The training session on regulations had numbed our senses, so the chief pilot posed a question to get us thinking. I don’t remember the exact wording, but it was something like: “Is it ever legal to descend below decision height without the required visual references in sight?”
The answer is yes: If you decide to go around upon reaching decision height because you don’t see what you need to see, the airplane most likely will descend below DH while you’re cobbing the power, cleaning up and otherwise getting out of Dodge.
Perfectly legal. That’s why it’s called decision height.
Here’s a question for you: What is takeoff decision speed?
If you responded that it’s an old, discarded definition of V1, you’re right.
If, however, you said that it is V1, put on the dunce cap and go to the corner with the U.S. Federal Aviation Administration (FAA), the U.S. National Transportation Safety Board, the Transportation Safety Board of Canada, the Australian Transport Safety Bureau, the New Zealand Transport Accident Investigation Commission, and probably many others (you know who you are). All have defined V1 in recent publications as takeoff decision speed.
Even the Dutch Safety Board, which recently published a probing report on a high-speed rejected takeoff (RTO), used “takeoff decision speed” in the title (see “500 Meters to Spare”). Inside the report, where there was plenty of room, the board did publish the current definition:
V1 means the maximum speed in the takeoff at which the pilot must take the first action (e.g., apply brakes, reduce thrust, deploy speed brakes) to stop the airplane within the accelerate-stop distance. V1 also means the minimum speed in the takeoff, following a failure of the critical engine at VEF, at which the pilot can continue the takeoff and achieve the required height above the takeoff surface within the takeoff distance.

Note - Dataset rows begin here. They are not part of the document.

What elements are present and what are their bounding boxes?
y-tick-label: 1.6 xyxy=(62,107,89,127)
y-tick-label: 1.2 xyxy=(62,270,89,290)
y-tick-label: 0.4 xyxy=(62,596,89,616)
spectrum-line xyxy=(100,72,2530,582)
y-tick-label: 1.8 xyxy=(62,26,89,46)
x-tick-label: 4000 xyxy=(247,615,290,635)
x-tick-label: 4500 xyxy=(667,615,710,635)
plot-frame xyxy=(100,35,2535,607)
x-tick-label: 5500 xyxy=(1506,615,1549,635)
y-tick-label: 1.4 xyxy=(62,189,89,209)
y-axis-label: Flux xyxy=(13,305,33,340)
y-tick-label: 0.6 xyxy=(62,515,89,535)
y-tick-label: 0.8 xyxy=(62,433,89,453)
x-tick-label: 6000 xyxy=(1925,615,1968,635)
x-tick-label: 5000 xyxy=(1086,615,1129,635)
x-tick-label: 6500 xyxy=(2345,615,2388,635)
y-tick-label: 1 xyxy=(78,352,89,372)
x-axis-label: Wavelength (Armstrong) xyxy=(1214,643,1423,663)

Whew. That is a great explanation of the V1 concept, but as a V-speed definition, it is downright obese.
It replaced takeoff decision speed 13 years ago, when the FAA, followed closely by the Joint Aviation Authorities, precursor of the European Aviation Safety Agency, overhauled the transport category airplane takeoff performance certification standards (Flight Safety Digest, 10/98).
Among the changes were requirements to account for worn brakes and wet runways in establishing accelerate-stop performance.
The old definition of V1 was officially scrapped because it created “a great deal of misunderstanding and disagreement” by insinuating that it is the speed at which the go/no-go decision is made, according to the FAA.
Unlike decision height on approach, the go/no-go decision following an engine failure or other big problem on takeoff must be made before reaching V1. This is critical to takeoff safety.
Regulations require transport category airplane pilots to ensure that the departure runway is long enough to allow the takeoff to be safely continued or rejected from a predetermined go/no-go point on the runway. That point is where the airplane reaches V1 while accelerating for takeoff.
During certification, manufacturers designate V1 speeds for various airplane configurations and takeoff weights, and for the temperatures and field elevations at which the airplane is expected to operate. Typical practice is to establish V1 speeds that result in equal accelerate-stop and accelerate-go distances. This “balanced field length” ends at a point where the airplane, with one engine inoperative, will be either stopped on the runway or at a specific height — 35 ft over a dry runway or 15 ft over a wet runway.
The accelerate-stop distances or balanced field lengths published in airplane flight manuals are based on the assumption that the first action to reject the takeoff is made at V1.
Although the current “definition” of V1 nicely encapsulates the overall concept, it is an unwieldy, writer’s-cramp-inducing monster that has spooked folks who should know better into conjuring takeoff decision speed from the ashes because it’s … wieldy.
I have long suspected that the continued use of the discarded definition by authoritative sources might have something to do with the continuing prevalence of accidents and incidents involving high-speed RTOs.
This creeping malaise prompted me, on my own, to petition the FAA to take another shot at redefining V1. The current definition, I said, “is too long to be conveniently used in publications and presentations, thus the persistent use of the confusing and inaccurate — and abandoned — definition: takeoff decision speed.” I asked the agency to change the definition to takeoff action speed or a “similar term that reflects the V1 concept and ends the confusing connotation that V1 is the airspeed at which the decision must be made to reject or continue the takeoff.”
The FAA duly stamped “FAA-2009-0562” on my petition and posted it on a Web site, regulations.gov, where it has languished for two years with nary a comment.
Recently, I came across this statement: “One common and misleading way to think of V1 is to say, ‘V1 is the decision speed.’ This is misleading because V1 is not the point to begin making the operational go/no-go decision. The decision must have been made by the time the airplane reaches V1.”
That is from the Takeoff Safety Training Aid, an excellent product of a joint effort by the industry and the FAA that was published 18 years ago. I’d say it is high time for action.